The Bunker Diary by Kevin Brooks |
As an author myself, I rarely rubbish any novel, but I do have a short
list of books I find beyond redemption. Brett Ellis’s "American
Psycho" is one. This YA novel by Kevin Brooks is definitely
another.
*spoiler alert*
I am clearly in the
minority. Bunker Diary won the 2014 Carnegie Award – Britain’s
most prestigious children’s book prize. Reviews on Amazon – some
written by readers as young as eleven -- are glowing. Librarians and
teachers tell about placing the books in the hands of eager pupils
and congratulate themselves on being so hip, so enlightened, so in
tune with the angst of the teenage mind.
I am revolted.
Nihilism does not even begin to describe the tone of this tale of a
teenager locked in a basement cell by a psychotic stranger along with
five other dysfunctional characters who are then given the option of
killing each other in order to win their freedom. It includes scenes
of torture, of a dog strangled to death, drug addiction, of an old
man committing suicide by cutting his wrists with the sharp edge of
his glass eye – it sounds comical when you read it like this –
but it is not. It is vile. For 270 pages we witness the stinking
physical deterioration and mental collapse of the hostages before the
view point character too, dies, with no hope, no insight gained on
the journey, no reason.
If this was a book written for
an adult audience I would have called it a mildly interesting, if
pointless plot and with the characters crudely drawn except for the
viewpoint character who does manage to engage some empathy in the
reader.
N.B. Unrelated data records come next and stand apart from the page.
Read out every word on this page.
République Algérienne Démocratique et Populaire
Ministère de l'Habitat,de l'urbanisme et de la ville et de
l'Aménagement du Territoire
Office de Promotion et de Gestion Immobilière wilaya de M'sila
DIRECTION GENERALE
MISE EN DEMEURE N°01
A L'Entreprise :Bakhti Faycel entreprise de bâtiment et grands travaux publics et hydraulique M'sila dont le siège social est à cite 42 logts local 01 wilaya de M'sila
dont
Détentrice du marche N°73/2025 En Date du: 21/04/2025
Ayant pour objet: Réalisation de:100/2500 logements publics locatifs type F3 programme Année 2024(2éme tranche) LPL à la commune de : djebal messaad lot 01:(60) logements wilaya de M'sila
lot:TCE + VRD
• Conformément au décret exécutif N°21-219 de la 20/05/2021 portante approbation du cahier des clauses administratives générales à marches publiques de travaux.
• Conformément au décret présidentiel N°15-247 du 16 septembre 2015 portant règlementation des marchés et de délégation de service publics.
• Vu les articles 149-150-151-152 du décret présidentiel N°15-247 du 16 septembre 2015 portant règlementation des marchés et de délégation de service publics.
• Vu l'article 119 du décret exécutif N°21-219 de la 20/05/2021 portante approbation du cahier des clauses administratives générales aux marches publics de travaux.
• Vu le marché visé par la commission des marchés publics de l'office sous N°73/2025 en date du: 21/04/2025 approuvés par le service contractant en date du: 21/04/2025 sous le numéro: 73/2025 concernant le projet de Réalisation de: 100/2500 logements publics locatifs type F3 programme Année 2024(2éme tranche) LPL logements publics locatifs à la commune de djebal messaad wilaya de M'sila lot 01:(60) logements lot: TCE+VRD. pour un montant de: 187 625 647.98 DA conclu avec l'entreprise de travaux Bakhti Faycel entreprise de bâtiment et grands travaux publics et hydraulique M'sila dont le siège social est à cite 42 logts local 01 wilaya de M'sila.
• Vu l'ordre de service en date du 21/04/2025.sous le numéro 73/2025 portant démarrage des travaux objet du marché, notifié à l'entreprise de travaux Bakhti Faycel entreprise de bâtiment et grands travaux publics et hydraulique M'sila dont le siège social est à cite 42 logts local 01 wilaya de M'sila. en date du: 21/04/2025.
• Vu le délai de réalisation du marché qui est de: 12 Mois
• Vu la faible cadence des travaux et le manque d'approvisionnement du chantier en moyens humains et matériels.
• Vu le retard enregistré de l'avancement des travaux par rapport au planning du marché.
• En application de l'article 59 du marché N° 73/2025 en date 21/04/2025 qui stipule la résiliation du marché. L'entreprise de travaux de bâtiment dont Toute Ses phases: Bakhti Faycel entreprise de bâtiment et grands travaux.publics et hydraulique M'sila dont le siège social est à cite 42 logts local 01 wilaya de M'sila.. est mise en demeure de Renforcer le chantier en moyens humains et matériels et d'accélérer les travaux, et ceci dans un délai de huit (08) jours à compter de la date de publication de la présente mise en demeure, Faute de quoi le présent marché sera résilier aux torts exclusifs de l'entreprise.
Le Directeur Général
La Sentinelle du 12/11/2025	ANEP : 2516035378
As a novel written for YA readers, I am appalled. I do not
have children myself but I have an 11 year old nephew and I would be
desperate for him not to read this self-indulgent, gratuitous shock
schlock. I "get" that 21st century teenagers in the developed
world have to deal with a lot and don’t live in Mayberry. But for
goodness’ sakes – I grew up on a continent where children often
have no shoes, let alone cell phones and computers, where basic
amenities are scarce and where they have to envisage a future for
themselves on a continent where there is constant war and disease.
And despite all of this, they still manage to look for joy and hope.